“Words, as is well known, are the great foes of reality.”
“In everything I have written there is always one invariable intention, and that is to capture the reader’s attention.”
“by the power of the written word to make you hear, to make you feel… before all, to make you see. That — and no more, and it is everything.”
Fueled by wine, pizza, and pretzels, my reading group plunged into the Heart of Darkness, Joseph Conrad’s masterful novella. What a ride! We all had different editions; one of us even retrieved a well-worn college text. My copy was only 77 pages long — and yet, this incredibly rich story has spawned countless pages of lit crit and probably enough dissertations to sink one of the ships our boy Joseph sailed on in his youth.

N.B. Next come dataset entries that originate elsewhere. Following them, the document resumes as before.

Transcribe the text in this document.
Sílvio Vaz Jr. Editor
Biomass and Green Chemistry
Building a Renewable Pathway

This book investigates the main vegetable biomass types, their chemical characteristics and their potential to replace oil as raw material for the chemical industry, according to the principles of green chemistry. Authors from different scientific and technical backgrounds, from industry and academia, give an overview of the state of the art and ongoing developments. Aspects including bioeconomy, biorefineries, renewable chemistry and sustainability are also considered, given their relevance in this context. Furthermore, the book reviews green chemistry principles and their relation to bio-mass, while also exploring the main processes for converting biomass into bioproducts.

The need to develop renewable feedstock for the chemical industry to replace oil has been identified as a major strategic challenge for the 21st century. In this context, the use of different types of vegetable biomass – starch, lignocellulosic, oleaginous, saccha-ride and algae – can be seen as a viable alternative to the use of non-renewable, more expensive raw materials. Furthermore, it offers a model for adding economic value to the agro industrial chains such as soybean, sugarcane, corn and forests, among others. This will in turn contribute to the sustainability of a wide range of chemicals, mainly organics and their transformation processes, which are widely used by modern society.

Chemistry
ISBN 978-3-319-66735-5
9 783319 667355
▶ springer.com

Why has this slim 1910 novel endured — and continued to spark controversy? While our crew didn’t crack the code, we took an admiring look at how Conrad hooks his readers:
He uses incredible detail: Whether he’s describing a ship at anchor on the Thames or repairing a rattle-trap riverboat, Conrad writes with a level of detail that’s both immersive and engaging — it’s detail in the service of emotion.
He revels in words: His language is rich and ripe, yet precise. A forest is “like a breathing animal,” a dying man is “like a vapor exhaled by the earth.” Vivid images constantly arrest the reader’s attention.
He employs repetition skillfully: Conrad explores ideas and images in a cumulative way, lulling readers and sweeping them along on a tide of words freighted with deepening emotion. He hooks you and doesn’t let go.
He makes singleness of purpose a virtue: His theme and story are very deep and dark — and he pursues them relentlessly. There are no subplots, no escape into lightness or humor — there is only the journey the reader is compelled to take into heart of darkness.
What a rivetting, disturbing story. What a master craftsman. Write on!